Trotz der potenziellen Vorteile wirft das Klonen von Tieren weitreichende Fragen auf, die über die Frage der Lebensmittelsicherheit hinausgehen und auch ethische und moralische Bedenken beinhalten (Deane-Drummond 25). In diesem Aufsatz sollen die Vorteile und Kontroversen des Klonens von Tieren untersucht werden. Der Aufsatz wird auch meinen Standpunkt verdeutlichen, dass das Klonen von Tieren nicht erlaubt werden sollte, da es nicht natürlich ist. Außerdem verstößt es gegen alle meine religiösen Überzeugungen.

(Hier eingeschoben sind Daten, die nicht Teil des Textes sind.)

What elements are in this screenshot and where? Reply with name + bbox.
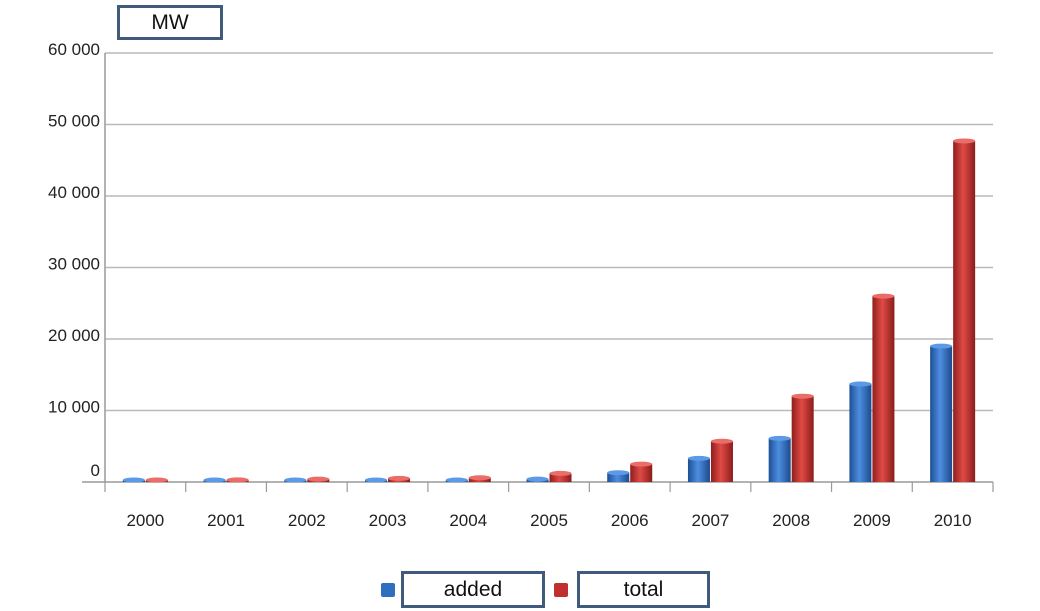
bar-added — [930, 343, 953, 482]
bar-total-cap — [145, 477, 168, 483]
x-tick-label: 2009 — [853, 511, 891, 530]
x-tick-label: 2007 — [692, 511, 730, 530]
bar-total — [791, 393, 814, 482]
x-tick-label: 2000 — [126, 511, 164, 530]
bar-added-body — [849, 384, 872, 482]
bar-total — [226, 477, 249, 483]
bar-added — [284, 477, 307, 483]
bar-added-cap — [445, 477, 468, 483]
bar-total-cap — [549, 470, 572, 476]
bar-added-cap — [526, 476, 549, 482]
bar-added — [607, 470, 630, 482]
bar-added — [122, 477, 145, 483]
bar-total-body — [872, 296, 895, 482]
x-tick-label: 2001 — [207, 511, 245, 530]
bar-total-body — [549, 473, 572, 482]
bar-added — [768, 435, 791, 482]
y-tick-label: 60 000 — [48, 40, 100, 59]
y-tick-label: 30 000 — [48, 255, 100, 274]
bar-total-cap — [791, 393, 814, 399]
bar-added — [365, 477, 388, 483]
bar-added-cap — [768, 435, 791, 441]
x-tick-label: 2002 — [288, 511, 326, 530]
gridlines — [105, 52, 993, 412]
bar-total — [630, 461, 653, 482]
bar-total-cap — [953, 138, 976, 144]
bar-added — [849, 381, 872, 482]
bar-total-cap — [307, 476, 330, 482]
bar-added — [445, 477, 468, 483]
y-tick-label: 0 — [91, 461, 100, 480]
y-tick-label: 50 000 — [48, 112, 100, 131]
x-tick-label: 2004 — [449, 511, 487, 530]
bar-added-cap — [687, 455, 710, 461]
bar-total-body — [953, 140, 976, 482]
y-tick-label: 20 000 — [48, 326, 100, 345]
bar-added — [526, 476, 549, 482]
bars — [122, 138, 976, 483]
bar-total-cap — [630, 461, 653, 467]
bar-added-cap — [930, 343, 953, 349]
bar-added-cap — [365, 477, 388, 483]
bar-total-cap — [468, 475, 491, 481]
x-tick-label: 2005 — [530, 511, 568, 530]
bar-total-cap — [710, 438, 733, 444]
bar-added-cap — [607, 470, 630, 476]
bar-added — [203, 477, 226, 483]
bar-total — [549, 470, 572, 482]
bar-total-cap — [872, 293, 895, 299]
bar-total-body — [710, 441, 733, 482]
x-tick-label: 2008 — [772, 511, 810, 530]
bar-added-body — [607, 472, 630, 482]
bar-added-body — [930, 346, 953, 482]
x-tick-label: 2003 — [369, 511, 407, 530]
bar-total — [145, 477, 168, 483]
x-tick-label: 2006 — [611, 511, 649, 530]
bar-added-cap — [122, 477, 145, 483]
bar-total-body — [791, 396, 814, 482]
bar-added-cap — [284, 477, 307, 483]
bar-total-body — [630, 464, 653, 482]
bar-added-body — [768, 438, 791, 482]
bar-total — [710, 438, 733, 482]
bar-total-cap — [226, 477, 249, 483]
y-tick-labels: 0 10 000 20 000 30 000 40 000 50 000 60 000 — [48, 40, 100, 480]
bar-added-cap — [203, 477, 226, 483]
legend-label-total: total — [577, 571, 710, 608]
bar-added — [687, 455, 710, 482]
bar-total — [468, 475, 491, 482]
y-tick-label: 10 000 — [48, 398, 100, 417]
bar-total — [953, 138, 976, 482]
bar-total — [388, 475, 411, 482]
y-axis-unit-label: MW — [117, 5, 223, 40]
bar-total — [872, 293, 895, 482]
legend-swatch-added — [381, 583, 395, 597]
bar-total-cap — [388, 475, 411, 481]
x-tick-label: 2010 — [934, 511, 972, 530]
x-tick-labels: 2000 2001 2002 2003 2004 2005 2006 2007 2008 2009… — [126, 511, 971, 530]
bar-added-body — [687, 458, 710, 482]
bar-added-cap — [849, 381, 872, 387]
y-tick-label: 40 000 — [48, 183, 100, 202]
legend-label-added: added — [401, 571, 545, 608]
bar-total — [307, 476, 330, 482]
legend-swatch-total — [554, 583, 568, 597]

Unabhängig von den Vorteilen wird das Klonen von Tieren nur zu weiteren Experimenten und wahrscheinlich eines Tages zum Klonen von Menschen führen. Ich werde auch eine neue Rechtsvorschrift vorschlagen, die eine Kennzeichnung aller Produkte vorschreibt, die von geklonten Tieren stammen, wie Fleisch und Milchprodukte. Außerdem sollte die Gesetzgebung Regeln und Vorschriften für die Qualitätskontrolle und die Prüfung von Klontierprodukten vorschreiben.

Klontechnik

Beim Klonen wird eine einzelne Körperzelle aus einem Spenderorganismus isoliert und ihr Zellkern mit einer speziellen Nadel in eine unbefruchtete Eizelle ohne Zellkern transferiert.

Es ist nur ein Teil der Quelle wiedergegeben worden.